Supports the following scaling methods for extending context length:

  • 'linear': Linear position interpolation (Position Interpolation, arXiv:2306.15595)
  • 'ntk': NTK-aware scaling (dynamically adjusts base frequency)
  • 'dynamic_ntk': Dynamic NTK (adjusts base based on current sequence length)
  • 'yarn': YaRN (Yet another RoPE extensioN method, arXiv:2309.00071)
  • 'xpos': XPos (exponential decay for better extrapolation, arXiv:2212.10554)

Methods

forward(self, x: torch.Tensor, seq_positions: torch.LongTensor | None = None) -> torch.Tensor

Source: src/olm/nn/embeddings/positional/rope.py:398

Apply scaled rotary positional embedding to input tensor x.

Parameters

  • x: shape (batch_size, seq_len, num_heads, head_dim)
  • seq_positions: optional tensor of shape (batch_size, seq_len) with position indices. If None, assumes positions are 0..seq_len-1 for each batch.

Returns

Tensor of same shape as x, with scaled RoPE applied.

SinusoidalPositionalEmbedding(embed_dim: int, max_seq_len: int = 5000, base: int = 10000, dropout: float = 0.0)

Bases: olm.nn.embeddings.positional.base.PositionalEmbeddingBase

Source: src/olm/nn/embeddings/positional/sinusoidal.py:9

Sinusoidal Positional Embedding as described in "Attention Is All You Need" (Vaswani et al., 2017).

Uses fixed sine and cosine functions of different frequencies to encode positions. Unlike learned embeddings, these are deterministic and can extrapolate to longer sequences than seen during training.

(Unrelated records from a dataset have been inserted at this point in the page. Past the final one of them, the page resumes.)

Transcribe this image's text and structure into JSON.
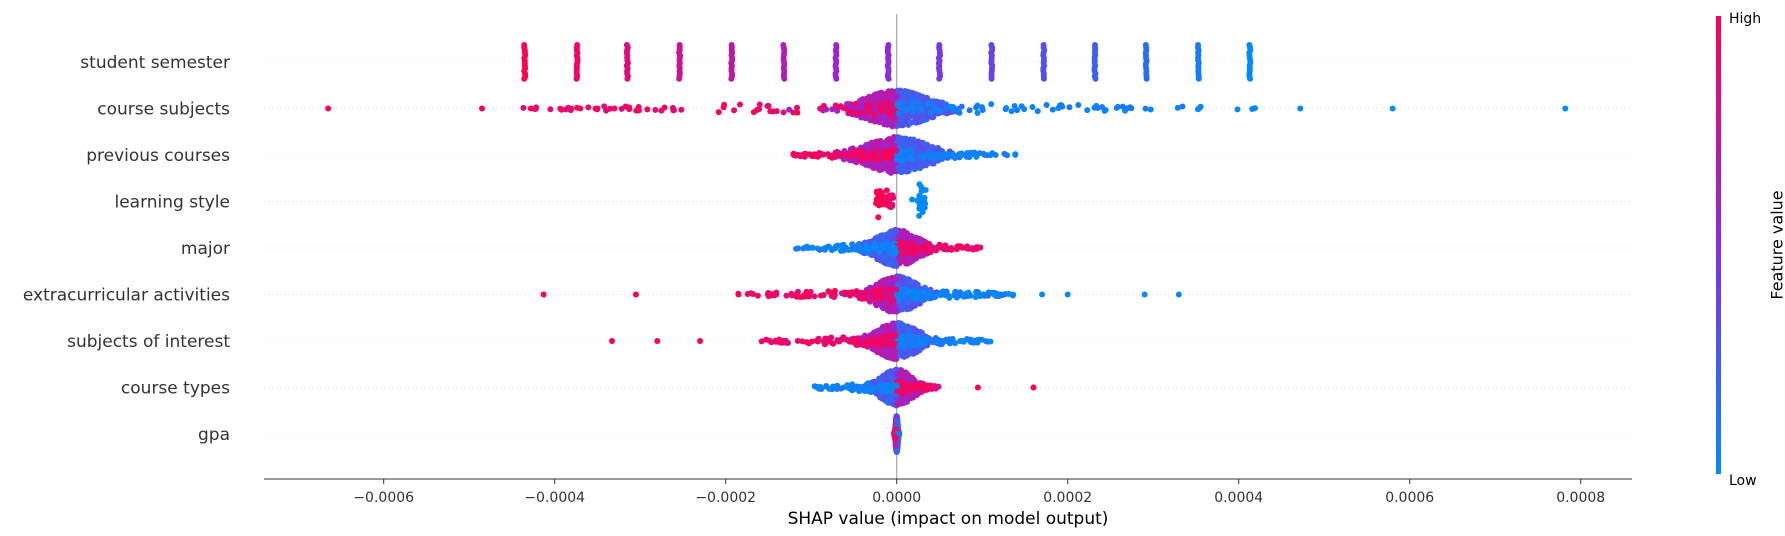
{
  "chart_data": {
    "type": "scatter",
    "subtype": "shap-beeswarm",
    "title": "",
    "xlabel": "SHAP value (impact on model output)",
    "ylabel": "",
    "xlim": [
      -0.00074,
      0.00086
    ],
    "xticks": [
      -0.0006,
      -0.0004,
      -0.0002,
      0.0,
      0.0002,
      0.0004,
      0.0006,
      0.0008
    ],
    "xtick_labels": [
      "−0.0006",
      "−0.0004",
      "−0.0002",
      "0.0000",
      "0.0002",
      "0.0004",
      "0.0006",
      "0.0008"
    ],
    "grid": false,
    "colors": {
      "low": "#008bfb",
      "mid": "#8a2be2",
      "high": "#ff0052"
    },
    "colorbar": {
      "title": "Feature value",
      "high_label": "High",
      "low_label": "Low"
    },
    "features": [
      {
        "name": "student semester",
        "kind": "discrete",
        "points": [
          {
            "x": -0.000435,
            "v": 1.0
          },
          {
            "x": -0.000374,
            "v": 0.93
          },
          {
            "x": -0.000315,
            "v": 0.86
          },
          {
            "x": -0.000254,
            "v": 0.79
          },
          {
            "x": -0.000193,
            "v": 0.72
          },
          {
            "x": -0.000132,
            "v": 0.65
          },
          {
            "x": -7.1e-05,
            "v": 0.58
          },
          {
            "x": -1e-05,
            "v": 0.51
          },
          {
            "x": 5e-05,
            "v": 0.44
          },
          {
            "x": 0.000111,
            "v": 0.37
          },
          {
            "x": 0.000172,
            "v": 0.3
          },
          {
            "x": 0.000232,
            "v": 0.23
          },
          {
            "x": 0.000292,
            "v": 0.15
          },
          {
            "x": 0.000353,
            "v": 0.08
          },
          {
            "x": 0.000413,
            "v": 0.0
          }
        ]
      },
      {
        "name": "course subjects",
        "kind": "spread",
        "center": 0.0,
        "core_sd": 3e-05,
        "left_range": [
          -0.00045,
          0
        ],
        "right_range": [
          0,
          0.00043
        ],
        "left_color": "high",
        "right_color": "low",
        "outliers": [
          {
            "x": -0.000665,
            "v": 1.0
          },
          {
            "x": -0.000485,
            "v": 1.0
          },
          {
            "x": -0.000428,
            "v": 1.0
          },
          {
            "x": -0.00037,
            "v": 1.0
          },
          {
            "x": -0.00035,
            "v": 1.0
          },
          {
            "x": -0.00033,
            "v": 1.0
          },
          {
            "x": 0.000472,
            "v": 0.0
          },
          {
            "x": 0.00058,
            "v": 0.0
          },
          {
            "x": 0.000782,
            "v": 0.0
          }
        ]
      },
      {
        "name": "previous courses",
        "kind": "spread",
        "center": 0.0,
        "core_sd": 3e-05,
        "left_range": [
          -0.00013,
          0
        ],
        "right_range": [
          0,
          0.00014
        ],
        "left_color": "high",
        "right_color": "low",
        "outliers": []
      },
      {
        "name": "learning style",
        "kind": "clusters",
        "clusters": [
          {
            "x": -2e-05,
            "v": 1.0,
            "spread": 4e-06
          },
          {
            "x": -8e-06,
            "v": 0.92,
            "spread": 4e-06
          },
          {
            "x": 3e-05,
            "v": 0.0,
            "spread": 4e-06
          }
        ]
      },
      {
        "name": "major",
        "kind": "spread",
        "center": 0.0,
        "core_sd": 2e-05,
        "left_range": [
          -0.00012,
          0
        ],
        "right_range": [
          0,
          0.0001
        ],
        "left_color": "low",
        "right_color": "high",
        "outliers": []
      },
      {
        "name": "extracurricular activities",
        "kind": "spread",
        "center": 0.0,
        "core_sd": 2e-05,
        "left_range": [
          -0.00019,
          0
        ],
        "right_range": [
          0,
          0.00014
        ],
        "left_color": "high",
        "right_color": "low",
        "outliers": [
          {
            "x": -0.000413,
            "v": 1.0
          },
          {
            "x": -0.000305,
            "v": 1.0
          },
          {
            "x": -0.000185,
            "v": 1.0
          },
          {
            "x": 0.00017,
            "v": 0.0
          },
          {
            "x": 0.0002,
            "v": 0.0
          },
          {
            "x": 0.00029,
            "v": 0.0
          },
          {
            "x": 0.00033,
            "v": 0.0
          }
        ]
      },
      {
        "name": "subjects of interest",
        "kind": "spread",
        "center": 0.0,
        "core_sd": 2e-05,
        "left_range": [
          -0.000165,
          0
        ],
        "right_range": [
          0,
          0.00011
        ],
        "left_color": "high",
        "right_color": "low",
        "outliers": [
          {
            "x": -0.000333,
            "v": 1.0
          },
          {
            "x": -0.00028,
            "v": 1.0
          },
          {
            "x": -0.00023,
            "v": 1.0
          }
        ]
      },
      {
        "name": "course types",
        "kind": "spread",
        "center": 0.0,
        "core_sd": 1.5e-05,
        "left_range": [
          -0.0001,
          0
        ],
        "right_range": [
          0,
          5e-05
        ],
        "left_color": "low",
        "right_color": "high",
        "outliers": [
          {
            "x": 9.5e-05,
            "v": 1.0
          },
          {
            "x": 0.00016,
            "v": 1.0
          }
        ]
      },
      {
        "name": "gpa",
        "kind": "spread",
        "center": 0.0,
        "core_sd": 1e-06,
        "left_range": [
          -3e-06,
          0
        ],
        "right_range": [
          0,
          3e-06
        ],
        "left_color": "high",
        "right_color": "low",
        "outliers": []
      }
    ]
  }
}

PE(pos, 2i) = sin(pos / 10000^(2i/d_model)) PE(pos, 2i+1) = cos(pos / 10000^(2i/d_model))

Methods

forward(self, x: torch.Tensor, seq_positions: torch.LongTensor | None = None) -> torch.Tensor

Source: src/olm/nn/embeddings/positional/sinusoidal.py:80

Apply sinusoidal positional embedding to input tensor x.

Parameters

  • x: shape (batch_size, seq_len, embed_dim) - token embeddings
  • seq_positions: optional tensor of shape (batch_size, seq_len) with position indices. If None, assumes positions are 0..seq_len-1 for each batch.

Returns

Tensor of same shape as x, with positional embeddings added.